Cold Comfort Farm
by Stella Gibbons
Poor Flora Poste. Brought up in prosperity in 1920s London, orphaned into poverty at 20, with nothing but an annual allowance of 100 pounds. Rather than succumb to fits of drama, and against the advice of her dear friend, the widow Mrs. Smiling, she patiently writes all her relatives to see which would be willing to take her in. Of course, Mrs. Smiling’s grim prediction of ending up in some podunk farm with a Seth and a Reuben comes true when Flora finds herself on Cold Comfort Farm, a dreary rash of land populated by distant cousins the Starkadders. There have always been Starkadders at Cold Comfort Farm, a place wickedly run down in appearance and spirit. Quickly, Flora sets to work turning the farm into a Happy Place, guided by no more than her common sense and the illuminating words of the Abbe Fausse-Maigre, whose Higher Common Sense provides her with answers to all manner of moral and ethical conundrums. Within five months, Flora has completely won over the truculent Starkadders, sent off those who were too batty to deal with, and in general turned Cold Comfort Farm into a model of British agricultural efficiency.

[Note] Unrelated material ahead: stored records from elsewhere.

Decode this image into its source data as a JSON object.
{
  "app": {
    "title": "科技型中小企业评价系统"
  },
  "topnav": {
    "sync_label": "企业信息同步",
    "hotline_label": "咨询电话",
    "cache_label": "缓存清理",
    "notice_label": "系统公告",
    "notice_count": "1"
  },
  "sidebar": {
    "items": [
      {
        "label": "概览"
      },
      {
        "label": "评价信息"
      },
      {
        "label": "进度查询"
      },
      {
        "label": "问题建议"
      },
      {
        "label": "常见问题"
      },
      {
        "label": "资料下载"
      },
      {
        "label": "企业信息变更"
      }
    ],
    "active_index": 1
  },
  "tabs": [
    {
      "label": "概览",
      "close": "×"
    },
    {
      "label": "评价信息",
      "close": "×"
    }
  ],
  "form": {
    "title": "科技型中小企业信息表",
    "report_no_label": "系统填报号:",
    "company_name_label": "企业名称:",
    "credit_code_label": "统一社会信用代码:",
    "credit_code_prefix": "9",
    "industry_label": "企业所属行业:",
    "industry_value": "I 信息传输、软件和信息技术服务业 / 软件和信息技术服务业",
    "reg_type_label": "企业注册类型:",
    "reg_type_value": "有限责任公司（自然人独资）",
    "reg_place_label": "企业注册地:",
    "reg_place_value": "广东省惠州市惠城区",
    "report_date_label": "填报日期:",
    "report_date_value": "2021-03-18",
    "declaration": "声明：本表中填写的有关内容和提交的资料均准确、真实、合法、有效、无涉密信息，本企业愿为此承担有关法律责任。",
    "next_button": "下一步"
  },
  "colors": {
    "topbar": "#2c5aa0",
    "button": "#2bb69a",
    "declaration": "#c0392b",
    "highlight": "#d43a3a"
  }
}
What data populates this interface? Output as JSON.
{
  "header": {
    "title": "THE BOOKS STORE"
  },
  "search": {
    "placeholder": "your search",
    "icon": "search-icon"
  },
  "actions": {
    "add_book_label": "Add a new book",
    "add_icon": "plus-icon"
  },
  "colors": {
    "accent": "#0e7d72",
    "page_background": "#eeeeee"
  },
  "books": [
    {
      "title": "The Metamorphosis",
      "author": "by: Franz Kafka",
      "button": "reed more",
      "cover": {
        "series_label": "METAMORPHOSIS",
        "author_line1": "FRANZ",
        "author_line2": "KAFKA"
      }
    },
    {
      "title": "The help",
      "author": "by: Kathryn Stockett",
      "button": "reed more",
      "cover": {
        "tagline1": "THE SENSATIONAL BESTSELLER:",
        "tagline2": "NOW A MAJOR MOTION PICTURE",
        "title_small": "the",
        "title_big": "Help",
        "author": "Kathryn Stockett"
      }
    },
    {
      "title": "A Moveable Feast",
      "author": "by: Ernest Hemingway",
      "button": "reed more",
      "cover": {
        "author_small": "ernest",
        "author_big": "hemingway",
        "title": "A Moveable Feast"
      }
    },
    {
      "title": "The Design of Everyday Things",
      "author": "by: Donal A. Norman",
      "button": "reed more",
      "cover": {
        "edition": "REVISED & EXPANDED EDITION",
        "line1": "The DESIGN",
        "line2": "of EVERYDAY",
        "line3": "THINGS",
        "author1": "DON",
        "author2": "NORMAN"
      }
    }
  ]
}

While this synopsis may sound cliché, Gibbons’ execution is remarkable. When Cold Comfort Farm was first published in 1932, it was intended as a skewering of the luridly popular pastoral novels of the time. Without going into the details of literary history, let’s just say that this aura of parody is pervasive and stinging, and no threadbare plot device is unraveled without a wink and wicked grin. Gibbon’s use of the language — “There is a dark force in him. It beats… like a black gong.” — is masterful to say the least, and her portrayal of the manically depressed Starkadders is harsh, but not without a certain amount of sympathy for the forces that made them.
This edition by Penguin features cover artwork by New Yorker cartoonist Roz Chast, and perfectly complements the nature of the book, a truly classy way to befriend a classic.